Délaissons quelques neuromythes pour rendre vos dispositifs plus performants !

1. « je n’exploite que 10% de mon cerveau »

Votre cerveau ne serait-il pas exploité à son plein potentiel ? Oubliez le scénario du film “Lucy” de Luc Besson. Cette croyance populaire est démentie par toutes les recherches en neurosciences.
Même une simple action comme bouger un doigt peut activer une large proportion du cerveau, et ce dernier est constamment stimulé, même durant notre sommeil (Geake, 2008). En revanche, s’il ne pèse que 2 % du corps humain, notre cerveau consomme 20 % de l’énergie disponible !

2. « je suis plus cerveau droit que cerveau gauche »

Vous êtes matheux spécialiste des nombres et des séquences logiques ou bien expert des images et de la créativité ? Docteur Jekyll et Mister Hyde ne sont que pure imagination. Pas de dominance cérébrale en réalité.
Selon Goswami (2006), ce neuromythe très populaire a été démenti par l’imagerie cérébrale. Les tâches cognitives sont effectuées de façon bilatérale, seul le langage est majoritairement logé dans l’hémisphère gauche.

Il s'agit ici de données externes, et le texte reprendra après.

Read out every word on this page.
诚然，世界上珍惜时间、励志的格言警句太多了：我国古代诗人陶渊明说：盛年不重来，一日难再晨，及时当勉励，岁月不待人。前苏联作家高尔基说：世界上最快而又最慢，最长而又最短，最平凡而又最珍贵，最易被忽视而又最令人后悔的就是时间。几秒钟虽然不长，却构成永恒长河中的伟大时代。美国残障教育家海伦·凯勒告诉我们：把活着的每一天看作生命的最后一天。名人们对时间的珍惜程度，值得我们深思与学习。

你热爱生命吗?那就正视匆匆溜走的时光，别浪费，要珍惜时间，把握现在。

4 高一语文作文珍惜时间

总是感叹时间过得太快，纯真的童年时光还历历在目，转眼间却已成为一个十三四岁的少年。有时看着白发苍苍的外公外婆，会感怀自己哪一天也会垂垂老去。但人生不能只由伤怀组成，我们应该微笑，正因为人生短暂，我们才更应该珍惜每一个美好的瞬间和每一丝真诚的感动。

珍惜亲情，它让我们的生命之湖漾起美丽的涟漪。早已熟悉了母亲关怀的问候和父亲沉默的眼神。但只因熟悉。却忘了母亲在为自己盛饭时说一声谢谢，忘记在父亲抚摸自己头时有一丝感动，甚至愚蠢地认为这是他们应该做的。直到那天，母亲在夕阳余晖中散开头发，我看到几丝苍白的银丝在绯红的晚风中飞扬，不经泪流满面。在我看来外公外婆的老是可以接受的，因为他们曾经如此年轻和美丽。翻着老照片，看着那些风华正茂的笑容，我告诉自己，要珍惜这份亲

3. « Je suis multitâches ! »

Auriez-vous les talents de la déesse Shiva ? Un cerveau bi-bande pour conduire deux tâches conscientes simultanément ? Cela n’a rien d’une fatalité, mais le fonctionnement conscient de notre cerveau est linéaire.
S’il est courant de réaliser une tâche « réflexe » en même temps qu’une tâche qui mobilise une attention sélective, comme à la fois faire du vélo et téléphoner (Koechlin ; Charron, 2010), revendiquer la réalisation de plus de deux tâches conscientes en simultané c’est en réalité « switcher » de l’une à l’autre à haute fréquence (Baillet, 2005). Le résultat peut s’en ressentir !

4. « je suis un pur auditif »

Nous pouvons avoir effectivement des préférences (auditif, visuel, kinesthésique, etc.). En revanche, nos préférences renforceraient-elles d’emblée la qualité de nos apprentissages ?
Apprendre mieux parce qu’on reçoit l’information dans son « style d’apprentissage préféré » est faux et a été démenti par les études de Pashler, McDaniel, Rohrer et Bjork (2008, page 105) puis de Landrum & McDuffie (2010).